= Genetically modified sperm =

Genetically modified sperm (GM sperm) is sperm that has undergone genetic modification for biomedical purposes, including the elimination of genetic diseases or infertility. Although the procedure has been tested on animals such as fish, pigs, and rabbits, it remains relatively untested on humans. In the case of pigs, the goal of research is to inexpensively produce organs and supplement the shortage of donated human organs.

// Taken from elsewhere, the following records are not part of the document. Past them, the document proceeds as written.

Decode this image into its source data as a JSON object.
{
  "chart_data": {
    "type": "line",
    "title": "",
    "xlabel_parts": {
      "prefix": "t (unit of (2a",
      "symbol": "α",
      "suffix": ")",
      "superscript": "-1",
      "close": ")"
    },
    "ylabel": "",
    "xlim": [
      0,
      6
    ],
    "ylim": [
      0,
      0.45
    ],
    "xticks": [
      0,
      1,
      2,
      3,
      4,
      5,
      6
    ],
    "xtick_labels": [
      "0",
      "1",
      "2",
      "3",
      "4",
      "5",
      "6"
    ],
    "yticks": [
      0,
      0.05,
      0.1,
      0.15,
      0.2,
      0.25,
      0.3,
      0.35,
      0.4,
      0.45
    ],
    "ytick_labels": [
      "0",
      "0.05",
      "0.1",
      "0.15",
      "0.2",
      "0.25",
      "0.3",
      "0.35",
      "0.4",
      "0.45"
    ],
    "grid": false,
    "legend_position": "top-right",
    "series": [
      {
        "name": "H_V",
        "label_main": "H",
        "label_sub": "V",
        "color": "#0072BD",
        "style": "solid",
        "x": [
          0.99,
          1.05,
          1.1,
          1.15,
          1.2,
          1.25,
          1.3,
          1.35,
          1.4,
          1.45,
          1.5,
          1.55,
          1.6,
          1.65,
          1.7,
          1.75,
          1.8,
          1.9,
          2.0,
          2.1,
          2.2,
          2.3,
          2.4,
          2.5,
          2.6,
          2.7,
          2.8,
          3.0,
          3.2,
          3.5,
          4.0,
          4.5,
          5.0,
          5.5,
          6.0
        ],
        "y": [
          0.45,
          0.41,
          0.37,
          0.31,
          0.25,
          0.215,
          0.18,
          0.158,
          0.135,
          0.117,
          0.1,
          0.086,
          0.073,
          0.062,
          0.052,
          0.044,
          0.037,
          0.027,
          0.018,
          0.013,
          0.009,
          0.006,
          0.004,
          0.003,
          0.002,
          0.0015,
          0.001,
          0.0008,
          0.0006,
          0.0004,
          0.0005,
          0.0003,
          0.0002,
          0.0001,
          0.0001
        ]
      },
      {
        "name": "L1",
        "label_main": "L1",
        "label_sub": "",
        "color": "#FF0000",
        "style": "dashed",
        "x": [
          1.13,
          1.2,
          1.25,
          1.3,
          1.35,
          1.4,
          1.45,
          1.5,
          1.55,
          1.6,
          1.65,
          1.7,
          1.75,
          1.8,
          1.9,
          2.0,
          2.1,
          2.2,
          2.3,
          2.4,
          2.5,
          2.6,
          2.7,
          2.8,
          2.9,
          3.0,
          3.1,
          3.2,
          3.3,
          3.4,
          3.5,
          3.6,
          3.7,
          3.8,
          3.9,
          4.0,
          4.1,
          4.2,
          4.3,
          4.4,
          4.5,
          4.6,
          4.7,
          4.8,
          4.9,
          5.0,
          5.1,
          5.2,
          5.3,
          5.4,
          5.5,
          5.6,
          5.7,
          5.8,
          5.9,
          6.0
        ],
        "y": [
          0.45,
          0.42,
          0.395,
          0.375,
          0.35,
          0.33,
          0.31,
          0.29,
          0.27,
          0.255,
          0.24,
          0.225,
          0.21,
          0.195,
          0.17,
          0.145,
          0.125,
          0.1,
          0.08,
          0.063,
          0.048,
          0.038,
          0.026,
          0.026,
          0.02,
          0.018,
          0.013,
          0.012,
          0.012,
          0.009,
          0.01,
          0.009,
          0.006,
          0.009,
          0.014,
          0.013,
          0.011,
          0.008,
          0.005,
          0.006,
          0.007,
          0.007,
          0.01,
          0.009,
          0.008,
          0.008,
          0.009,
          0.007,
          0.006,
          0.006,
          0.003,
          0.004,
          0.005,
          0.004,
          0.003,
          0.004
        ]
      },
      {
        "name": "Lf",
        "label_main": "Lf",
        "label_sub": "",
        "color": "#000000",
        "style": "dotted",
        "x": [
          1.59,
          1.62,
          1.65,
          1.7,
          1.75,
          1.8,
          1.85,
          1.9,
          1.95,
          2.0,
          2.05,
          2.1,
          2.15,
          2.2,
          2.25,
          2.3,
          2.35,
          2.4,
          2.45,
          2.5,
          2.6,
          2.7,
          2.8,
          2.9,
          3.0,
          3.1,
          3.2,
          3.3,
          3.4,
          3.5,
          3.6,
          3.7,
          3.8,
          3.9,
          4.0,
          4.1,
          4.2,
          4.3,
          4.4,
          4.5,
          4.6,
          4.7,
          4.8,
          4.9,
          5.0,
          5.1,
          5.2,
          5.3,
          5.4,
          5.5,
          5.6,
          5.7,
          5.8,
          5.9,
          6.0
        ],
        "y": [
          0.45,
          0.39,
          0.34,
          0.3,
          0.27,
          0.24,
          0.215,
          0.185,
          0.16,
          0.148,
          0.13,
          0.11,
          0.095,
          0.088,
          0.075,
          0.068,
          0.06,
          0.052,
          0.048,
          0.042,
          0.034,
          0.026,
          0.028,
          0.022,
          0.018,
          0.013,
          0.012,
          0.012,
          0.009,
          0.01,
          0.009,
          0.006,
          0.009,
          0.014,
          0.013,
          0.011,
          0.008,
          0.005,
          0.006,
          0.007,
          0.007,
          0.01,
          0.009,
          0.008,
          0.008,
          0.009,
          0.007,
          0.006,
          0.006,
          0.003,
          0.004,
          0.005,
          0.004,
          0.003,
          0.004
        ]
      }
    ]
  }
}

Although GM sperm has the potential to detect and treat genetic diseases, it will likely take many years for successful use in patients.

==Process==

In genetic modification, genes are inserted into living cells in order to change how proteins are created. A viral vector is often used to deliver the gene of interest to the chromosomes in the cell nucleus. Every daughter cell will reflect the genetic modification.

==Applications==
GM sperm is not frequently used in humans but has been extensively tested and studied in animals. This type of modification of the sperm, eggs, or early embryos is known as an Inheritable Genetic Modification. Because the genetic changes are passed onto future generations, Inheritable Genetic Modification is far more consequential than somatic cell modifications.

==Regulations==

Genetic modification of sperm cells, as a type of germline gene transfer, is subject to federal regulation in the United States under the Recombinant DNA Advisory Committee of the National Institutes of Health, as well as the Food and Drug Administration. Regulation in the United States currently prohibits the application or research use of such technologies in humans, but does allow for research and commercial use, prior to approval, in animals.

==Controversy==

Genetic modification in humans is a contested issue due to the variety of social and ethical issues it raises. One such controversy is the ability to modify the genes of future offspring to decrease the likelihood for certain diseases or modify the expression of chosen traits. In a recent case, an American teenager successfully sued a sperm bank, because she had been born with fragile X syndrome. Some also cite the promotion of eugenics through certain applications of genetic modification, justifying the moratorium on research and funding in human trials in many countries.